Director-General Jeff Phaneuf spoke on how Model UN will shape the leaders of tomorrow:
Secretary-General Dan Robinson recited a few verses from the poem, "Locksley Hall," by Alfred, Lord Tennyson. I asked Dan about it after closing ceremonies and he pointed out that President Truman carried around an excerpt of this poem in his wallet. This was a cool note on which to end the conference.
Excerpted below, and the complete poem can be found here.

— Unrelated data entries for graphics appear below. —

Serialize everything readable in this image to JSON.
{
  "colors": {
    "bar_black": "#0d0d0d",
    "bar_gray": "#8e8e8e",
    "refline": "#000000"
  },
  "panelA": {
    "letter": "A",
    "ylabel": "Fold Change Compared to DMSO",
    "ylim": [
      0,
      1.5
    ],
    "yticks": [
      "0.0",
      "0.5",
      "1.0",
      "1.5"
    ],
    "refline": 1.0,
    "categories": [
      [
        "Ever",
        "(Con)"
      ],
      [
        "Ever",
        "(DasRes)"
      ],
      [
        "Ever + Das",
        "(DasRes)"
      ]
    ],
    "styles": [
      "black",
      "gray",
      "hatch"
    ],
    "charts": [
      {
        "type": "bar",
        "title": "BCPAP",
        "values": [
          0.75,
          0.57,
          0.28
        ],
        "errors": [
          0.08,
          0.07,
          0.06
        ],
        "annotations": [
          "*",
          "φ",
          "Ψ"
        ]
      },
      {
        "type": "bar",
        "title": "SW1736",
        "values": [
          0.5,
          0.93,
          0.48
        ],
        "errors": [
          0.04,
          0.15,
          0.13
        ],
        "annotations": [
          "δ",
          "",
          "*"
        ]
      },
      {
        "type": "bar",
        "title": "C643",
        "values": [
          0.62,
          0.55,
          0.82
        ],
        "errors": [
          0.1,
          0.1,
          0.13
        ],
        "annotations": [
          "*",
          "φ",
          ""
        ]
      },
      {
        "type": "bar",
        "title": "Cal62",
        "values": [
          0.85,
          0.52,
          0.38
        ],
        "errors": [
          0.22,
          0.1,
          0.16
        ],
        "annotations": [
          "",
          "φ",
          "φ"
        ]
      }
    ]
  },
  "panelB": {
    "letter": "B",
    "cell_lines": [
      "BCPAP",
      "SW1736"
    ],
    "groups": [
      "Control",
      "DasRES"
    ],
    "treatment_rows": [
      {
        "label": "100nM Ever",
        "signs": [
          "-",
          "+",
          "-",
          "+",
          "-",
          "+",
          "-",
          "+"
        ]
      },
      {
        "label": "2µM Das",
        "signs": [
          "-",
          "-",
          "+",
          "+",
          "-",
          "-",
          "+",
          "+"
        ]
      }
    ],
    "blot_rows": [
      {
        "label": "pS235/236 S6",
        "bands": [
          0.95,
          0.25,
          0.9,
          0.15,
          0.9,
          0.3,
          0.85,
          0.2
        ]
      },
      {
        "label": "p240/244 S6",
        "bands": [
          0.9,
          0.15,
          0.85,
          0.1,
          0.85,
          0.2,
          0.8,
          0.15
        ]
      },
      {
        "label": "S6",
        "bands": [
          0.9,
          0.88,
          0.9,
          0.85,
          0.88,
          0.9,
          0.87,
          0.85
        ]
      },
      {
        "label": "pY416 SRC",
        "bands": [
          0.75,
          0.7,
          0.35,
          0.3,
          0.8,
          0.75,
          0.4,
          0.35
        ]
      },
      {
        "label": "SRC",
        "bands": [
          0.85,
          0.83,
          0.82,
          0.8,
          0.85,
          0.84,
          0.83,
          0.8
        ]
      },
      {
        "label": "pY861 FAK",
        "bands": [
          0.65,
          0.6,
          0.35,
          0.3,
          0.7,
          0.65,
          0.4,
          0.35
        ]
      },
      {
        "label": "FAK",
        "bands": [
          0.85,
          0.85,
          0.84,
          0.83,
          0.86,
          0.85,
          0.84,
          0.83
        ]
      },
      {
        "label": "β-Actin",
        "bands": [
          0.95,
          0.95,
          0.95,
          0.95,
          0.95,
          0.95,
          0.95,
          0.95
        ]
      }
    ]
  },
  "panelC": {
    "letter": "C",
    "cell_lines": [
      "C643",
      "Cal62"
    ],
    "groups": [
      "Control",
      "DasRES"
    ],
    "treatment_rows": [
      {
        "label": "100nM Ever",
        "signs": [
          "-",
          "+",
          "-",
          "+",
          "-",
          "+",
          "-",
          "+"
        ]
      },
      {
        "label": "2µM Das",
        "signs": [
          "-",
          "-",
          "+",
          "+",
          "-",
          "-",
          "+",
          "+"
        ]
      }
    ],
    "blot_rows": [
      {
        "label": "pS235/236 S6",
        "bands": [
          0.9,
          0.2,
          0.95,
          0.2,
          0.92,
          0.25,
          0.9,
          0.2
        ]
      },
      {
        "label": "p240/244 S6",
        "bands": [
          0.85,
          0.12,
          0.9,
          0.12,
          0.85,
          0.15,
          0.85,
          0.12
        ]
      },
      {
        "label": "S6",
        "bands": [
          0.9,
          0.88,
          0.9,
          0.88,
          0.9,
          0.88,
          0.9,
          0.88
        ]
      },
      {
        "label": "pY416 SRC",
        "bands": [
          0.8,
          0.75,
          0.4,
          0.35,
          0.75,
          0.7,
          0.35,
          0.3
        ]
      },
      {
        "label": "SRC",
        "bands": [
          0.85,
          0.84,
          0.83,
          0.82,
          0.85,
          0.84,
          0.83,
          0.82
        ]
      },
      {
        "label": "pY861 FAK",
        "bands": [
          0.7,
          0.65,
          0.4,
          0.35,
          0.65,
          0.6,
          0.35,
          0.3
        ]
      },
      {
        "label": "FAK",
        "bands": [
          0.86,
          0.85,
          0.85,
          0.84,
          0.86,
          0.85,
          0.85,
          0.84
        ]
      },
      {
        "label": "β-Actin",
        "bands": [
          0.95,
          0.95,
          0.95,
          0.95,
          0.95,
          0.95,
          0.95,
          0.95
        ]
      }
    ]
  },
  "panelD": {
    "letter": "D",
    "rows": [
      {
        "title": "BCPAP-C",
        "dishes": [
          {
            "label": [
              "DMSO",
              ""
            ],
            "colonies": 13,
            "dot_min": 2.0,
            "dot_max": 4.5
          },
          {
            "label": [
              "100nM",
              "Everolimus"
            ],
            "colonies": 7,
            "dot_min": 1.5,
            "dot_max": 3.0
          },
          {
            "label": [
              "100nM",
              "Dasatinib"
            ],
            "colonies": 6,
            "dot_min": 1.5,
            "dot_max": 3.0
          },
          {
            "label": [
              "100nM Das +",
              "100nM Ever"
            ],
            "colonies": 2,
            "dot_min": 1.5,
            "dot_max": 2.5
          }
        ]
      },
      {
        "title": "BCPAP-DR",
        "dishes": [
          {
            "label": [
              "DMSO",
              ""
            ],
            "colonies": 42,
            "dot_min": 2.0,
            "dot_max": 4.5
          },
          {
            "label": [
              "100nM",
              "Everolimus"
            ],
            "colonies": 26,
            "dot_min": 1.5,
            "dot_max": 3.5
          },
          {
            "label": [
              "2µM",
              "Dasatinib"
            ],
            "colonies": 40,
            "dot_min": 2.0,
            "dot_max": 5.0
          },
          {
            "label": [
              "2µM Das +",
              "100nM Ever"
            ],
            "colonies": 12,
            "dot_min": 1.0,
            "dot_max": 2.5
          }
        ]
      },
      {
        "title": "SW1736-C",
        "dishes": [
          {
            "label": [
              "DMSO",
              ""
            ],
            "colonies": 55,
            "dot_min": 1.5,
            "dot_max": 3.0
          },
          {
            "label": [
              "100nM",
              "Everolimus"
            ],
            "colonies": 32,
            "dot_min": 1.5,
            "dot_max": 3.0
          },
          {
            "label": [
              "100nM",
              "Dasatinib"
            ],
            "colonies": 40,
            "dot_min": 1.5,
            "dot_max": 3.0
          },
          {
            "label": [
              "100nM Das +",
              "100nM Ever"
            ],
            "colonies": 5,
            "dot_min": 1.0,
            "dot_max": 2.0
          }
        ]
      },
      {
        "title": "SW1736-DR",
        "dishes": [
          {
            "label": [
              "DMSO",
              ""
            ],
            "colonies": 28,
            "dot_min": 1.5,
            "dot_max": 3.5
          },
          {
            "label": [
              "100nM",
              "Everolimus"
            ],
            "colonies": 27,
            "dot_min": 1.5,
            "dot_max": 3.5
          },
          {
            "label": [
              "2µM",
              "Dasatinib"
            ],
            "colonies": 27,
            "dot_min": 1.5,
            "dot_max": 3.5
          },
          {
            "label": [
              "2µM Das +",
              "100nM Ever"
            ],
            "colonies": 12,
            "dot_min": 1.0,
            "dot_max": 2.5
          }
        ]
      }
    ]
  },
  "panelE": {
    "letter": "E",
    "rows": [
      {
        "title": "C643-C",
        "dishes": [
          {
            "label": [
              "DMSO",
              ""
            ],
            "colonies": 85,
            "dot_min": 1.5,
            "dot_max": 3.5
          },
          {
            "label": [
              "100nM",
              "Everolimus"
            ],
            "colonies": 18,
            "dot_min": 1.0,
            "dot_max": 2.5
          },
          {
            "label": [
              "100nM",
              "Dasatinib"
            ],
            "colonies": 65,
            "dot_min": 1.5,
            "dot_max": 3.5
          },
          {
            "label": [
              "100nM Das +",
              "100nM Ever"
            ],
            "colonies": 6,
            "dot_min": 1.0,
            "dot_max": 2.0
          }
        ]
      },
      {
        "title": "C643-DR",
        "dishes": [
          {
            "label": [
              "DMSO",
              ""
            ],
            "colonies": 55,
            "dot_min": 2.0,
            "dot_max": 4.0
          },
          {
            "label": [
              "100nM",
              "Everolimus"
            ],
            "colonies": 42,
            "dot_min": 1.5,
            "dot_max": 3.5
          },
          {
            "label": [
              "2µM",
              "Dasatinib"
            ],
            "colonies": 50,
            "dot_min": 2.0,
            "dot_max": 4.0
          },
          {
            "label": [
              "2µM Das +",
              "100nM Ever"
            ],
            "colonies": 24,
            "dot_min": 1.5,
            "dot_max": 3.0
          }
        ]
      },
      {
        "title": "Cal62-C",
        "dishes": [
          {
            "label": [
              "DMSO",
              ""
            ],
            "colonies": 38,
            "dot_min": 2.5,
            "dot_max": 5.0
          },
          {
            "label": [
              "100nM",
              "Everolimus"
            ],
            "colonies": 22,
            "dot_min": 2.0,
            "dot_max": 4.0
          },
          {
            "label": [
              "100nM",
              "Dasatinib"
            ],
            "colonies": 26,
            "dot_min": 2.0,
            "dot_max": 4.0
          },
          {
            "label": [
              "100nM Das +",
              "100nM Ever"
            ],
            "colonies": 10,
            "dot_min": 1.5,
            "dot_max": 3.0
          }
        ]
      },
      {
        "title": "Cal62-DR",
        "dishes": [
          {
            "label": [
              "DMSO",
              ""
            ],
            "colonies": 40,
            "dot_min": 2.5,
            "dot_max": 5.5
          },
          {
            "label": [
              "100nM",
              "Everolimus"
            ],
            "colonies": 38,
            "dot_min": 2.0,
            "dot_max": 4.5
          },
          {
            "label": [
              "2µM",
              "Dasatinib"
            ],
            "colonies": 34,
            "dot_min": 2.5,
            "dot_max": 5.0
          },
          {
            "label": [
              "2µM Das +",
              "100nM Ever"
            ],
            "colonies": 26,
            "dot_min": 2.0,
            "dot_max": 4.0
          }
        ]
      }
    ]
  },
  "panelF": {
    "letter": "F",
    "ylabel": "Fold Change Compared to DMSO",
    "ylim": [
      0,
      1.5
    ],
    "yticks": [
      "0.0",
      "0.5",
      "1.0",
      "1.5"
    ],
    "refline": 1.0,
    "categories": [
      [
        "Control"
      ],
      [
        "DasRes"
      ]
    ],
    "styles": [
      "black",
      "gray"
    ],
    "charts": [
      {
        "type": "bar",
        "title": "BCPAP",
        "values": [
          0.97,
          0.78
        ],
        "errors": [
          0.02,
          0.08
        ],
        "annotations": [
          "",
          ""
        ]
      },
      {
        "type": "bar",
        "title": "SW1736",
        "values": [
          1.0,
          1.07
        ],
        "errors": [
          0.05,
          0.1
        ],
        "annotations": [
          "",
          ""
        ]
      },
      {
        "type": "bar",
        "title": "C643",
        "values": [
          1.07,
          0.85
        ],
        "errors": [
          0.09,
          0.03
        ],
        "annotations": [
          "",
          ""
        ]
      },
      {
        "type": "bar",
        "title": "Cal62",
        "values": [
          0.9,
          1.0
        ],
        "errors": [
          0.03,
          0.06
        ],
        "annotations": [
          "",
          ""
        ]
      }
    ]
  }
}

"For I dipt into the future, far as human eye could see,
Saw the Vision of the world, and all the wonder that would be;
Saw the heavens fill with commerce, argosies of magic sails,
Pilots of the purple twilight dropping down with costly bales;
Heard the heavens fill with shouting, and there rain'd a ghastly dew
From the nations' airy navies grappling in the central blue;
Far along the world-wide whisper of the south-wind rushing warm,
With the standards of the peoples plunging thro' the thunder-storm;
Till the war-drum throbb'd no longer, and the battle-flags were furl'd
In the Parliament of man, the Federation of the world."
Dan then closed his speech with an interesting point: Model UN is not about realism or how to emulate the UN; it is about idealism, and how the nations of the world should work together towards international peace.